Galicia town votes to keep mayor who said Franco victims “deserved it”
Popular Party council chief may still be removed from his post as Lugo provincial representative

The mayor of Baralla, a small town in Lugo (Galicia), will not be stepping down from his post, despite having said that those who were condemned to death during the Franco dictatorship “would have deserved it.”
In a meeting on Thursday morning, the councilors in Baralla voted eight-to-three in favor of keeping Mayor Manuel González Capón in his job.
The eight votes in the mayor’s favor all came from his own Popular Party (PP) group, while the three votes calling for him to stand down came from the Galician Nationalist Bloc (BNG) and the Socialist Party.
Inside the council building dozens of people turned out in support of the PP mayor, but outside a crowd of around 100 people were calling for him to resign.
At one point, the mayor asked the Civil Guard to remove a group of protesters carrying photos of Franco’s victims from the council building.

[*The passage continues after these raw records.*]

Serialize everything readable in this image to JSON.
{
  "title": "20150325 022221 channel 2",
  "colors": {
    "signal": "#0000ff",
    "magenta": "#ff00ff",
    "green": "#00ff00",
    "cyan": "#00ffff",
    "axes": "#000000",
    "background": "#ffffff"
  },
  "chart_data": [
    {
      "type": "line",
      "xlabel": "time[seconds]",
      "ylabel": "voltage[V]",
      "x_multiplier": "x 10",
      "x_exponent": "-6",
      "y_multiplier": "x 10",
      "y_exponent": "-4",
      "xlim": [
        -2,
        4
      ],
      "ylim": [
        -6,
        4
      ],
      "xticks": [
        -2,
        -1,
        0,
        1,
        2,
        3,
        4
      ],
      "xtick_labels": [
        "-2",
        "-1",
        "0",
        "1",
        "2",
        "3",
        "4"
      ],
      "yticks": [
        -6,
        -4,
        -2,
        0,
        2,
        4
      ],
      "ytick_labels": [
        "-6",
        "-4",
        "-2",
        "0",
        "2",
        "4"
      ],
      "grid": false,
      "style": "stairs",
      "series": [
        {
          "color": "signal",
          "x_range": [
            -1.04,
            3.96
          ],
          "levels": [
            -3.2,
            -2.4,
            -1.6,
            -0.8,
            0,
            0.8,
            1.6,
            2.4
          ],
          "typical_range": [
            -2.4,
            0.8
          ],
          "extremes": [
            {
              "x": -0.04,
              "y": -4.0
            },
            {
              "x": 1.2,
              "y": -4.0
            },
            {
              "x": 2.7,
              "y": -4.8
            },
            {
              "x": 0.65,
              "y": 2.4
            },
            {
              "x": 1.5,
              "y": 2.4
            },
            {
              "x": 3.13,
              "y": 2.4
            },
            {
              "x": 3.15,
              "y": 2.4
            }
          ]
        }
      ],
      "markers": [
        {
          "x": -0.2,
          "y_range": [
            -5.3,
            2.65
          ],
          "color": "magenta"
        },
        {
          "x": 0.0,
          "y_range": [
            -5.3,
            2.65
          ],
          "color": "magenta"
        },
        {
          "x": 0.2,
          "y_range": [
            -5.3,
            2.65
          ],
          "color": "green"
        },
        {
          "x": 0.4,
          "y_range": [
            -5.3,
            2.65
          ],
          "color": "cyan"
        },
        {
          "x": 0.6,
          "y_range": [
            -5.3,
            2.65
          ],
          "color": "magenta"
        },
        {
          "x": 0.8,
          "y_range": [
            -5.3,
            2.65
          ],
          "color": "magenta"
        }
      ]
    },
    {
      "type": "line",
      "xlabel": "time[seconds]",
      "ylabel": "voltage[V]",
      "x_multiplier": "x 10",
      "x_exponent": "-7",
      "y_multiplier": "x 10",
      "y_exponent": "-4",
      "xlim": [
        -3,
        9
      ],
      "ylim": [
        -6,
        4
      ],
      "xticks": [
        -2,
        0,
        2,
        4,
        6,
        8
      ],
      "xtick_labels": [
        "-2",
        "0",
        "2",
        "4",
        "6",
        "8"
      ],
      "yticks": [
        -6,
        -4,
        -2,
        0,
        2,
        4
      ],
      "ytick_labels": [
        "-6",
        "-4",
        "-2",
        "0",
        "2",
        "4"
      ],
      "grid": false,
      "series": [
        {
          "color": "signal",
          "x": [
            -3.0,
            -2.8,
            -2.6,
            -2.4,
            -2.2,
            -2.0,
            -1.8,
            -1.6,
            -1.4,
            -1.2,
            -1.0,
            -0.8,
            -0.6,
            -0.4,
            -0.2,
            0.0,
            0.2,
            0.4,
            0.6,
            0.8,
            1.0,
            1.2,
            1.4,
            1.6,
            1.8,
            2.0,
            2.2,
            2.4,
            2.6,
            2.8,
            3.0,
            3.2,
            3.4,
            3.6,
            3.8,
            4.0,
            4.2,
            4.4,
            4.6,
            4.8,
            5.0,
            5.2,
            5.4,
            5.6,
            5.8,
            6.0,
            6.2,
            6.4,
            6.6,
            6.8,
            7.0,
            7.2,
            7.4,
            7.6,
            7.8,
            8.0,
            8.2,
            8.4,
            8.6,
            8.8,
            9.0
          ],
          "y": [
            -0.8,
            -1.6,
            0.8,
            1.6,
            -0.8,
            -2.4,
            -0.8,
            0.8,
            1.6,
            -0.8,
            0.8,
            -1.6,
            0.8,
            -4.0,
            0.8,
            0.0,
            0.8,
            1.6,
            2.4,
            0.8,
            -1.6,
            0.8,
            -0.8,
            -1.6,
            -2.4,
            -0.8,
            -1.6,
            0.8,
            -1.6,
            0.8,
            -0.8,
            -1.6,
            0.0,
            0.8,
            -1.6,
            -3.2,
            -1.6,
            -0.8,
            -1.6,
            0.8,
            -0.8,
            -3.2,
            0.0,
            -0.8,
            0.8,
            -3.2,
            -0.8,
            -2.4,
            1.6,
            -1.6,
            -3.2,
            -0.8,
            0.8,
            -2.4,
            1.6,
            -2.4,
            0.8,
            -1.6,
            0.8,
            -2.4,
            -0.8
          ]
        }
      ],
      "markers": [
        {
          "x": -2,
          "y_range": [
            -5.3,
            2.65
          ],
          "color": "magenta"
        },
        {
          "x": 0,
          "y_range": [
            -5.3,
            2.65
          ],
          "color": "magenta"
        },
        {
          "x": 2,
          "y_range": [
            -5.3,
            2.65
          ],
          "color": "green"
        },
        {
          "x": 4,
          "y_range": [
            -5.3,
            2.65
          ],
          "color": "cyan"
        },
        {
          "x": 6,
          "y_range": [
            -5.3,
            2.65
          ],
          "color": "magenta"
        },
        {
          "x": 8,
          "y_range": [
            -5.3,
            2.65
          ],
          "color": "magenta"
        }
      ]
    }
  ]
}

Following the vote, the mayor said: “Although I am not proud of what I said, let’s be clear about that, I feel grateful for the support, which is giving me the will and the strength to keep working.”
In the face of the Socialists’ warning that all those who support him are “Francoists,” González replied: “They know me and they know that it was something that got out of hand and out of context. However, it was badly phrased.”
In September, Lugo council will debate whether González Capón should resign as a provincial representative. The Socialist spokesman for Baralla, Manuel Pérez, said that “it is now the Lugo Socialist group that should take measures to secure his resignation from the provincial body.”